According to a study by Business Wire, the market for cooperating spaces is expected to shrink by 12.9 percent in 2020. Although the number of remote employees has increased dramatically, the risk of infection has so far prevented co-working spaces from benefiting from this new clientele.

Does all this mean that co-working spaces are doomed to fail as a viable business concept?

The future of collaboration: brighter than ever.
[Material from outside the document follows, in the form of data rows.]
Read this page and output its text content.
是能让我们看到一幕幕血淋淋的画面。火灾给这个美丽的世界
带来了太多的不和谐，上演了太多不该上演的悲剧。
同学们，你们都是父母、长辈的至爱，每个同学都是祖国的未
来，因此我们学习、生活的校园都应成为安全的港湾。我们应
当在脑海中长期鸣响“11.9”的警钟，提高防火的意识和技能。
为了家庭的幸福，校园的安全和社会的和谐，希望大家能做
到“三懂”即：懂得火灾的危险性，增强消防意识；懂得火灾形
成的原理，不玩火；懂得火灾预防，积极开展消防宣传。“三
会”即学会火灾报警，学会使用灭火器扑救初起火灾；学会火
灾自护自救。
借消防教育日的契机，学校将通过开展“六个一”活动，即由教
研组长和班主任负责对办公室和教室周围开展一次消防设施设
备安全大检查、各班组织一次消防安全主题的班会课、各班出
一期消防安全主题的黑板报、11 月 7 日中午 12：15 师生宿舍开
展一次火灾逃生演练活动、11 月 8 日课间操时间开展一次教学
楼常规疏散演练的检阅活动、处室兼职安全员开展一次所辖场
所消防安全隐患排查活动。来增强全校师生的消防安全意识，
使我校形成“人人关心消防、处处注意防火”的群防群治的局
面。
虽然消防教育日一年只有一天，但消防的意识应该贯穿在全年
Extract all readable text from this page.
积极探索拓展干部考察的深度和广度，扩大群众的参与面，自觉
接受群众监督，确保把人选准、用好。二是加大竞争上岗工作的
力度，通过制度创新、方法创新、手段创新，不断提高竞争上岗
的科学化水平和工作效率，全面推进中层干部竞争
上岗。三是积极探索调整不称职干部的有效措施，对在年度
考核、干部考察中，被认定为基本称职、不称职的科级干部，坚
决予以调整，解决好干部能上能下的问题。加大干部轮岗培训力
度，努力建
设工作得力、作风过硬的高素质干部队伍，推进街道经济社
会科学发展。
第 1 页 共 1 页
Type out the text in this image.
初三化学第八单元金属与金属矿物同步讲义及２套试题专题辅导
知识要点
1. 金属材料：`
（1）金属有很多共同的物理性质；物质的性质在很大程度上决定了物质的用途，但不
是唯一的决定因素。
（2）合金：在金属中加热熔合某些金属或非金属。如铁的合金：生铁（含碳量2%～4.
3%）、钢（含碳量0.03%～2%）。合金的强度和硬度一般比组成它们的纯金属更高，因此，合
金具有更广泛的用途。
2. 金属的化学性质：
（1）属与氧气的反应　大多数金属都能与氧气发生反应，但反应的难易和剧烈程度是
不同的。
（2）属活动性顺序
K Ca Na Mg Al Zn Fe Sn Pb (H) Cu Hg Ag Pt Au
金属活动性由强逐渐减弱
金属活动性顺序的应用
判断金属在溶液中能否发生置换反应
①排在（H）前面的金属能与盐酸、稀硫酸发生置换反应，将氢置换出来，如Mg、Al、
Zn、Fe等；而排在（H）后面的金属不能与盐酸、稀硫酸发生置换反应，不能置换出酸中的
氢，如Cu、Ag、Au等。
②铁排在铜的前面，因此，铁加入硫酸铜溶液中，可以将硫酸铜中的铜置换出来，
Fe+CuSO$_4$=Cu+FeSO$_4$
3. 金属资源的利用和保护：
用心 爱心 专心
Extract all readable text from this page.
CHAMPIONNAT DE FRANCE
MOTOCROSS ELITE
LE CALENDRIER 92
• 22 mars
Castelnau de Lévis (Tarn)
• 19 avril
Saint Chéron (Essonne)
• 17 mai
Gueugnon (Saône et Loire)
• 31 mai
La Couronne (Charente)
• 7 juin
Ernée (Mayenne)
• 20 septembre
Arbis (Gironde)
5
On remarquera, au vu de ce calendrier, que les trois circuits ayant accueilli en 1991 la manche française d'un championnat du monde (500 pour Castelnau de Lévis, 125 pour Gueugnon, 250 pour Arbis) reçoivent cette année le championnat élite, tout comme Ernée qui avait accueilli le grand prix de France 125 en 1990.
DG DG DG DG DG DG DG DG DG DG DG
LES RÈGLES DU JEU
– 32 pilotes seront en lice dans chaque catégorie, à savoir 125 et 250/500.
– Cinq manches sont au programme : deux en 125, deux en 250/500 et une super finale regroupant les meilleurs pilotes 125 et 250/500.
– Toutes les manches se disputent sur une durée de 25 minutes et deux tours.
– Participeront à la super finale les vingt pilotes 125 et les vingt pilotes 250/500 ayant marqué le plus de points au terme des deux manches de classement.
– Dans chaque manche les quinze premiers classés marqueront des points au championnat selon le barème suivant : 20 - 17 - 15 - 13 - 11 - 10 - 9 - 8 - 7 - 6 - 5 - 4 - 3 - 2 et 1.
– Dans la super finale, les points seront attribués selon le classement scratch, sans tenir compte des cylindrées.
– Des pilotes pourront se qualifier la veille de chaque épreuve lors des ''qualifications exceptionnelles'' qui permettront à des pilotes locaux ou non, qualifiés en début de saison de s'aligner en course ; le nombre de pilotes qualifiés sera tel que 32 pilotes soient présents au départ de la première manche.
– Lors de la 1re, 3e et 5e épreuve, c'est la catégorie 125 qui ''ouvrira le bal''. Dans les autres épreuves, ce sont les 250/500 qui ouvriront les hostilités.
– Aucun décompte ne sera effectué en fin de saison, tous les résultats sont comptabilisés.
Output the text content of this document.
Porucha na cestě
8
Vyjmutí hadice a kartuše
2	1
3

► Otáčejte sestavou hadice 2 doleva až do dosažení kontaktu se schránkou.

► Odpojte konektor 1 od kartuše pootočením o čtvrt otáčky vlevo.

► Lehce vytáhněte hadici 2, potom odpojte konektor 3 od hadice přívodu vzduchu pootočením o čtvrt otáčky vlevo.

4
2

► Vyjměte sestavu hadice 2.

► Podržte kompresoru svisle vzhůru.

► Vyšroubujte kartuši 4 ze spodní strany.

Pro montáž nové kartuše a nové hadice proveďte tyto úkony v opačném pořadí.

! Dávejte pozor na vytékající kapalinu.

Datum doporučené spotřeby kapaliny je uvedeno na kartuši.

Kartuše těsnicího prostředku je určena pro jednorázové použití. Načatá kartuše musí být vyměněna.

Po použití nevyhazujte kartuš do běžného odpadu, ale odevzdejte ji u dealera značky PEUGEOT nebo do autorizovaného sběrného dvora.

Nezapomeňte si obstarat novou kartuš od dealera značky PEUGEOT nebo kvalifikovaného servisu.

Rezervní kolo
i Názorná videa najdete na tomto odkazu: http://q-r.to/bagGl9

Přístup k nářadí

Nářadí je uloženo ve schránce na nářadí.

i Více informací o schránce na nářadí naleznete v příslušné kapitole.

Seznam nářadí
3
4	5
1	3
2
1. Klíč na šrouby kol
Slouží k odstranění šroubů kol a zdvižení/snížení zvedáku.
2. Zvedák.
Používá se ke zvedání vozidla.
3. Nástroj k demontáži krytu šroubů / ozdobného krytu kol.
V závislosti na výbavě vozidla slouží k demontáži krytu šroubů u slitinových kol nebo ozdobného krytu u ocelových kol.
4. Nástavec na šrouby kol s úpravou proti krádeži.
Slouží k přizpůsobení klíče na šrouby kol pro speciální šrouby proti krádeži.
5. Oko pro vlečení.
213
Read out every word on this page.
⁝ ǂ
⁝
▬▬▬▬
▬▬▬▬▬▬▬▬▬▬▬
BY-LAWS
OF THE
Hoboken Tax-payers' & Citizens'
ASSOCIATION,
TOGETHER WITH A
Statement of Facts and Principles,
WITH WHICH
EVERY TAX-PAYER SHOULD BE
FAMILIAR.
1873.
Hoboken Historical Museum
With cooperative spaces, what doesn't kill you may well make you stronger – that is, if they can weather the pandemic-induced recession first.

While some key players like WeWork may lack the cash reserves or investor optimism to weather the rest of the virus-induced downturn, some competitors like Regus are doubling their investments in cooperative space markets.

Why? At some point life will return to normal and social gatherings will become acceptable again. (Many scientists and vaccine manufacturers say a vaccine could be ready by the end of 2021.) By then, the coronavirus has already dramatically accelerated job demand by pushing so many employers to move to a dispersed workforce.

Prior to COVID-19, 17 percent of people in the United States were working full-time from home. When COVID-19 hit, that number rose to 44 percent. For other employees who do not work full-time, the workweek may be split between in-office and remote work as companies try to “detach” their workplaces.

Not only will there be more remote workers than before, but some key competitors could fall by the wayside, reducing overall competition between work areas. Add to this the fact that the pandemic can shake commercial real estate as some businesses close permanently and others seek to cut unnecessary office space in favor of a more flexible, budget-friendly format.